Wynter paused, tilting his head, hearing Conor’s distress. ‘This is the way it must be. In here, love will rot your brain. I know this to be true. I had a wife once, lovely Aishwarya. Dreams of her fuelled my days during my five years in a Bengal prison. This was enough to sustain me for a while, but then my love turned to suspicion. And finally to hate. When I heard that she had died of typhoid, the guilt nearly killed me. I would have died if they hadn’t kicked me out.’ Wynter was quiet for as long as it took him to relive those horrible times.

‘Love must die in here, Conor; it is the only way. Once you open your heart…’

‘Love must die,’ said Conor, storing images of his parents in a padlocked chest at the back of his mind.

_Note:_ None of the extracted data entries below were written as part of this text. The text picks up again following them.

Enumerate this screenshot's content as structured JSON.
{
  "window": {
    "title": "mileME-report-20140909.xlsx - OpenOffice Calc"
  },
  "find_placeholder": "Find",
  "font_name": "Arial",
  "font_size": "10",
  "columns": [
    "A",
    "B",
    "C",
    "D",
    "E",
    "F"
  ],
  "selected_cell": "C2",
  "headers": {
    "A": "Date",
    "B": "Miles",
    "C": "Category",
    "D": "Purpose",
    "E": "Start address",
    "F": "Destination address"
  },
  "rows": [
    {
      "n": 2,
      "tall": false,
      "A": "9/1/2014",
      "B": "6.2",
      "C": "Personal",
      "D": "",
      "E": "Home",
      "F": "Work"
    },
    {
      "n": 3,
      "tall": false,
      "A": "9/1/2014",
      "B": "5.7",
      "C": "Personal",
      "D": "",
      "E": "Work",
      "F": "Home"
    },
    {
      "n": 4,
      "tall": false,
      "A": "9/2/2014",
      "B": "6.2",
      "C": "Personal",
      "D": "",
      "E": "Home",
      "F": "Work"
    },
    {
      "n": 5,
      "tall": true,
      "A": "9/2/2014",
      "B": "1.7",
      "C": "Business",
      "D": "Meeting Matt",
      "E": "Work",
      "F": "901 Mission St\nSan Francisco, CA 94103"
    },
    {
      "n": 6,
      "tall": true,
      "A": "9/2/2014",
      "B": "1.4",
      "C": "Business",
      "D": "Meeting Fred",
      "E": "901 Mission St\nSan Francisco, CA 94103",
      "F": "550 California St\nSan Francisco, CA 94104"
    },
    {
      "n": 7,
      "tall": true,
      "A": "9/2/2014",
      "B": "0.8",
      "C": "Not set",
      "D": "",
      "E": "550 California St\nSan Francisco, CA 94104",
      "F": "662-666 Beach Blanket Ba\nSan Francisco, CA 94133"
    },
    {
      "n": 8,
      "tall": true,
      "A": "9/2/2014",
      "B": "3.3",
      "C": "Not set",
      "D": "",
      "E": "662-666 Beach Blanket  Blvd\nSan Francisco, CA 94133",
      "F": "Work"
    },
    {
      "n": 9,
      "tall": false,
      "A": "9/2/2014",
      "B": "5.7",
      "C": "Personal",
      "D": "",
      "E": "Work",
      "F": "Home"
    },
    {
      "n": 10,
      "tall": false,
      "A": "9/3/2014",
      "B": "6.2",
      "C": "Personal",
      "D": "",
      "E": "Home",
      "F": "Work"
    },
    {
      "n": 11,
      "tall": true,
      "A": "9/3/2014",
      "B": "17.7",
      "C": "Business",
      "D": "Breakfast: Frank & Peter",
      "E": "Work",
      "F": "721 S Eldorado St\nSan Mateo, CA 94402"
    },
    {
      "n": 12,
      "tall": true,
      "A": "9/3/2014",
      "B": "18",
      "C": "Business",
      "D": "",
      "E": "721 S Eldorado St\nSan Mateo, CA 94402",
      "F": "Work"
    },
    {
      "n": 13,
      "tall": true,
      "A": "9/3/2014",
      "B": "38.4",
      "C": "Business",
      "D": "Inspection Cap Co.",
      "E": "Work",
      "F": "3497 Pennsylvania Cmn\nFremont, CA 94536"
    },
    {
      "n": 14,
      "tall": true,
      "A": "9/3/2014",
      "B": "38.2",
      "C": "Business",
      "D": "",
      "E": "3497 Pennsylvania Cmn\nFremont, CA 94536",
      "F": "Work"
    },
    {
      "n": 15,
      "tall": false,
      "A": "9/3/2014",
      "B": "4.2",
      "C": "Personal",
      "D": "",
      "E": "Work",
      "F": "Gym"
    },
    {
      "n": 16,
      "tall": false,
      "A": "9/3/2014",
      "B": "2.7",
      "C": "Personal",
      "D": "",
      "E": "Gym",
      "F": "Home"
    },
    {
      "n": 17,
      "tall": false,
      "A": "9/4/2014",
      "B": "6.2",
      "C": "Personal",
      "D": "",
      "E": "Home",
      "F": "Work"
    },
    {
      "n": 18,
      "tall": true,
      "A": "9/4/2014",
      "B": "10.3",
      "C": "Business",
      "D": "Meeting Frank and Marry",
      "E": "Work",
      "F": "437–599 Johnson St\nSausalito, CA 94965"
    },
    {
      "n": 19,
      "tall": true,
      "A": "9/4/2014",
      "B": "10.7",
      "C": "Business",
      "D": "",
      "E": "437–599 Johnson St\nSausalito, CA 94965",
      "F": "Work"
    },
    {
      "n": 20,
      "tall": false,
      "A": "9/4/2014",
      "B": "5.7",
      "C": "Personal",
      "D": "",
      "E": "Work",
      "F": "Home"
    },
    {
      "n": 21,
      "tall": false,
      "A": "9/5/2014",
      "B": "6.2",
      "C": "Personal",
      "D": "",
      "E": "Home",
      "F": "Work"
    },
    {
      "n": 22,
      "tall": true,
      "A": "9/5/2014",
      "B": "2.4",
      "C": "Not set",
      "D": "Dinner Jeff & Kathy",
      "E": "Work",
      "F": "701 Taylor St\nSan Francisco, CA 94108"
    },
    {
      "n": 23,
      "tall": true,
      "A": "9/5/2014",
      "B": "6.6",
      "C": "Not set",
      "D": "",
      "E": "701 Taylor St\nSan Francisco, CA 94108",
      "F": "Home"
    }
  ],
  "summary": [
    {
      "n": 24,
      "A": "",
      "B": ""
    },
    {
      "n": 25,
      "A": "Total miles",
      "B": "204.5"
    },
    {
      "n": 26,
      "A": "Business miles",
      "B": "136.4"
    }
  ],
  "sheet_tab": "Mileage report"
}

‘But something must take its place,’ said Wynter in a stronger voice. ‘An obsession to fire your enthusiasm. A reason to live, if you like. I myself have music. I keep an opera on the broiler inside my head and in other places. Amadeus himself would weep. My music is never far from my thoughts. It is my fondest wish to have it performed in Salzburg. One day, young Conor. One day. My opera keeps me alive, you see.’ Wynter slipped two fingers under his eye bandage, massaging his ruined sockets. ‘I see music like you see colours. Each instrument is a stroke of the brush. The gold of the strings. The deep blue of the bassoon. Even as I trot out pompous marches for the warden on his rickety piano – that sound board is not even spruce – I am dreaming of my opera.’

Wynter’s lips murmured across the phrases of his beloved music.

‘And what about you, Conor?’ he asked after several bars. ‘Do you have a dream? Something that fills your mind with hope but never pain?’

The answer came quickly to Conor.

I want to fly.

‘Yes,’ he said. ‘I have a dream.’

The night arrived though it made little difference to the light in Conor’s cell. There was a slight thickening of the dirty darkness but that was all. They were trapped in a limbo of gloom, with only food and work to instruct them as to the time of day. Conor lay on his cot wrestling with thoughts of his family, which he was not supposed to be thinking. Shrugging off one’s old self was not as simple as discarding a dirty shirt. Memories popped up unbidden, clamouring to be examined. Mister Wynter was right: this was the most difficult thing he had ever had to do. Conor could feel the sweat coating his face like a wet flannel and the voice of his mother seemed as real to him as the cell walls.